BENTON HARBOR, MI — Paris Thomas was a vibrant teenager, but at the age of 14 he started dropping his pencil, comb, and food. He started to struggle in school with his studies. Paris told his parents he knew something was not right. Paris was diagnosed with a rare neurodegenerative form of epilepsy that strikes in early age. Paris was sent to prison for assault and given 18 months. Paris Thomas contracted Covid-19 and died on May 1, 2020 from Covid-19 in the prison system. He was only 20 years old.
Mary Beth Hill was serving 36 months for possession with the intent to distribute drugs at Michigan’s Women’s Huron Valley Correctional Facility. Mary called asking for my help as Covid-19 is now inside the prison walls. “The first weeks was chaotic,” she said, “We have been on lockdown since April 1. Tension is running high. There is a lot of uncertainty, especially being incarcerated and not knowing if your loved ones are safe from this coronavirus and constantly not knowing from day to day whether or not the virus is going to kill everybody in prison.” Mary Beth Hill died on April 22 in prison from Covid-19. She was only 25 years old.

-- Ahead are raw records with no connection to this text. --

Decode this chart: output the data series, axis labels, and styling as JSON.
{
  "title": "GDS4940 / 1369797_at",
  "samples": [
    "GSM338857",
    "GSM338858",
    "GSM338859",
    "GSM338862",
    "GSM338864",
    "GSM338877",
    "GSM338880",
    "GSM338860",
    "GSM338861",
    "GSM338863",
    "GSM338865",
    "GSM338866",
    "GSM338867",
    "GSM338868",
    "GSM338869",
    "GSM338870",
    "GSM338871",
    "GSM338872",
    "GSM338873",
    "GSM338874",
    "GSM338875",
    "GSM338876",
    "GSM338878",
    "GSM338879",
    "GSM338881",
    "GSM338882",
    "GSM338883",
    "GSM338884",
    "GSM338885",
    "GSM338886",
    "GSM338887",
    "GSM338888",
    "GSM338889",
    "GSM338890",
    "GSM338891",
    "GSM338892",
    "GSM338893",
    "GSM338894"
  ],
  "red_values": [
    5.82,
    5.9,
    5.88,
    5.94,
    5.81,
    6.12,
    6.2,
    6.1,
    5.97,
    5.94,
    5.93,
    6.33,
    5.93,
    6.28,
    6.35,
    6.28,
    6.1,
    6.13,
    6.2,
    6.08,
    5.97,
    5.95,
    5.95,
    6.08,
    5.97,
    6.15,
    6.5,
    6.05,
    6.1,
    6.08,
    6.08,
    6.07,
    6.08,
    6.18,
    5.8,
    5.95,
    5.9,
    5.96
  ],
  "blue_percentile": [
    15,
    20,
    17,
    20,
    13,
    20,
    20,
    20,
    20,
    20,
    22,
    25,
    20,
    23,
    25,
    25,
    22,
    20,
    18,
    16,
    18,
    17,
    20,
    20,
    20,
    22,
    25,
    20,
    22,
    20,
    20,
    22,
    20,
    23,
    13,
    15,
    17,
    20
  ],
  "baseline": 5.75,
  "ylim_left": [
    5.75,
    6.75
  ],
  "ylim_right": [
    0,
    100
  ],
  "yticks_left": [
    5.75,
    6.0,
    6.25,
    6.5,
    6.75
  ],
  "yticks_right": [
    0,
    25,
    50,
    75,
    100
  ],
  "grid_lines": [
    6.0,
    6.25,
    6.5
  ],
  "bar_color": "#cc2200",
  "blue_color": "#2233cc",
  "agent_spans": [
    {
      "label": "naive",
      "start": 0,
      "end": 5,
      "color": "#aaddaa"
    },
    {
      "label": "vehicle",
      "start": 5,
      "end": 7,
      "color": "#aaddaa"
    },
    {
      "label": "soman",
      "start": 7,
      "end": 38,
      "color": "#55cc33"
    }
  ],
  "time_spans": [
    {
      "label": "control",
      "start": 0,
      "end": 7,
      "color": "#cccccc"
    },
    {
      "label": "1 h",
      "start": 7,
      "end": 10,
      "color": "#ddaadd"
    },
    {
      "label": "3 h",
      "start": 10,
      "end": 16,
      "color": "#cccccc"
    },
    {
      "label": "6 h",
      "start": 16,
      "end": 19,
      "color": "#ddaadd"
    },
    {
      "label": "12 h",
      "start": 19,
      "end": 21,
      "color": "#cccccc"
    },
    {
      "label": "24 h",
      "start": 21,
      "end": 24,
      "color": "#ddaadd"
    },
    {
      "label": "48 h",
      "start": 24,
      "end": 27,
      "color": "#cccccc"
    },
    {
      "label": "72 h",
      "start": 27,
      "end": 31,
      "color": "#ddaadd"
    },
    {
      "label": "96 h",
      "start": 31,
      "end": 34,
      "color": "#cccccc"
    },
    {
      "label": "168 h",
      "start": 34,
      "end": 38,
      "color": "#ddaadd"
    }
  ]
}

Efren, in prison, stated in a stunning new development that on April 16, a 23-year-old man from Muskegon, MI, tested positive for Covid-19 at Lakeland Correctional Facility. Two food service supervisors and a wave of dining hall workers contracted Covid-19 and were quarantined for having close contact with them. One supervisor quit his job. More than 790 prisoners have now tested positive and more than 25 prisoners, including the young man from Muskegon, have died in Michigan prisons. Let the truth be told, more and more people in prison will be dying from Covid-19.
We must survive the pandemic—it is real and the damage left in the wake of Covid19 is realized mostly in our prison and communities. In a prison population that is largely black and brown, the bad policies and institutional neglect place black folks and brown folks disproportionately in arm’s reach of this deadly virus. The Coronavirus exposes the deadly impact of poverty and racial disparities all across the country. We must confront this system and take over. None of us are safe until we all are safe.
Editor’s note: Rev. Edward Pinkney was falsely imprisoned in Michigan for 30 months. He has since been exonerated of all charges by the Michigan Supreme Court.